Pour ces troisièmes rencontres de l’institut Philantropos, nous écouterons Joël Doré, Directeur de recherche de l’Unité Microbiologie de l’alimentation à l’INRA et grand Prix scientifique 2014 de l’Institut de France. Nous découvrirons « que nous avons cent fois plus de bactéries dans le ventre que de cellules dans notre corps » , et que ce qui se noue dans notre estomac se trouve être « l’écosystème le plus dense de la planète ». Nous entendrons aussi le gastro-entérologue Jean Vitaux, dont l’analyse entre gastro-entérologie et gastronomie, relie la santé au goût pour ce que j’appellerais une « écologie des plats ». Notre ami Fabrice Nicolino nous parlera de la chaine agroalimentaire et des désastres de l’industrie sur l’agriculture.

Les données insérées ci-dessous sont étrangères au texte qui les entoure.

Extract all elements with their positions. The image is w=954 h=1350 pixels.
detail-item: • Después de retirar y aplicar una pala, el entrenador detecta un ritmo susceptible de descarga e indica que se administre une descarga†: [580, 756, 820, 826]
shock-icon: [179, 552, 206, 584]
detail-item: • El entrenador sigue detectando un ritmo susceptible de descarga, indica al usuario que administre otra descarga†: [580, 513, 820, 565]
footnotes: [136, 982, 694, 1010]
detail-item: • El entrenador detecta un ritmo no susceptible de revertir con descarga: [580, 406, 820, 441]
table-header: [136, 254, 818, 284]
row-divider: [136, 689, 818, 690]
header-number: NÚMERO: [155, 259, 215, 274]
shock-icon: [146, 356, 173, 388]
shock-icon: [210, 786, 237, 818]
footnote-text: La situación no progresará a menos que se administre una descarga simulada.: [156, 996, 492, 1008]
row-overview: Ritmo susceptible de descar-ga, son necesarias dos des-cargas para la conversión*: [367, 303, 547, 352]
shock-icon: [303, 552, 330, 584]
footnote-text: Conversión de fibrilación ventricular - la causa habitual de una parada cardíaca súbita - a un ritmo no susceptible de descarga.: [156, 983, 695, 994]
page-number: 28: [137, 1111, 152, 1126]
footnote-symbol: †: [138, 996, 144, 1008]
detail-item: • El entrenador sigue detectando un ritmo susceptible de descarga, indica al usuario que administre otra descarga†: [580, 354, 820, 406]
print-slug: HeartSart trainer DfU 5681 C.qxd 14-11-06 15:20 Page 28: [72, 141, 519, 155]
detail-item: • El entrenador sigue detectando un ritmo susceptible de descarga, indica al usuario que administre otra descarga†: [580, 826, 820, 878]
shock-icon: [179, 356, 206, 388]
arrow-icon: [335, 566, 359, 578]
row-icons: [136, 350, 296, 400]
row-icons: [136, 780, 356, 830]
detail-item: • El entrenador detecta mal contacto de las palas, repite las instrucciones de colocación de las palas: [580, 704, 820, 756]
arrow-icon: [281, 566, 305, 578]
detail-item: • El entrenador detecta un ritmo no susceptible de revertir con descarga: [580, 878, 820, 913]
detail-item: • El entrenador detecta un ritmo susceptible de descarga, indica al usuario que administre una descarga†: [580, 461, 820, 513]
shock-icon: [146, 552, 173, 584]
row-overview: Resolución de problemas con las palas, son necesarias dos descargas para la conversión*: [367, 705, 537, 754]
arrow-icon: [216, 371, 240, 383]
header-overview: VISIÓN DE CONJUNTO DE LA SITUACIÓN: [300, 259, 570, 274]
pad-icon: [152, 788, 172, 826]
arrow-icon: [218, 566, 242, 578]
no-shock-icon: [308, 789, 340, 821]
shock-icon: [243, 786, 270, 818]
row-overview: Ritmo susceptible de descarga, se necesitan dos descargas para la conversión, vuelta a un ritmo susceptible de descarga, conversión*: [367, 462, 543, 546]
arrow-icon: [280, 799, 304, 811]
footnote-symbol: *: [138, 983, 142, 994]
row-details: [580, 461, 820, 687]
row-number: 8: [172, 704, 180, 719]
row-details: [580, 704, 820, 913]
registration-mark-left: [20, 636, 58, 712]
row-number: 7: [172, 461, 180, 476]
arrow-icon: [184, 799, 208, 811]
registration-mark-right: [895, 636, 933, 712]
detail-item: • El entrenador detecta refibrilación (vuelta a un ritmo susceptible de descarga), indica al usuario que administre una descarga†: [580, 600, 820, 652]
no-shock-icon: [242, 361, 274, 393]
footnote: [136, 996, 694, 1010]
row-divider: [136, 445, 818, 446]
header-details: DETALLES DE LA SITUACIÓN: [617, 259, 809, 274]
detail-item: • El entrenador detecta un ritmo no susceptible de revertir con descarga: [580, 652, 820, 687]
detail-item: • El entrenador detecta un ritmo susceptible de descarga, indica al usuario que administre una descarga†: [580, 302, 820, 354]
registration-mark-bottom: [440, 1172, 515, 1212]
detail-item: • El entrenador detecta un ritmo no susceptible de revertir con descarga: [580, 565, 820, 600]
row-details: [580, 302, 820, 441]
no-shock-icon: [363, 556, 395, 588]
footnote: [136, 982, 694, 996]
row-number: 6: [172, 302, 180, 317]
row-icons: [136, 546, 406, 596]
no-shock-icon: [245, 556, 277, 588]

Fabrice Hadjadj s’entretiendra enfin avec Corine Pelluchon, laquelle nous apprendra à poser les fondements d’une anthropologie des nourritures.
A Limite, nous essayons de vivre comme des humains et nous luttons contre la dégradation de toute vie. Pas pour lui donner du prix, ni lui conférer une quelconque valeur sur le marché de l’offre et de la demande . Nous luttons à rebours de la famille Leclerc, dont l’effroyable slogan retentit bien cyniquement.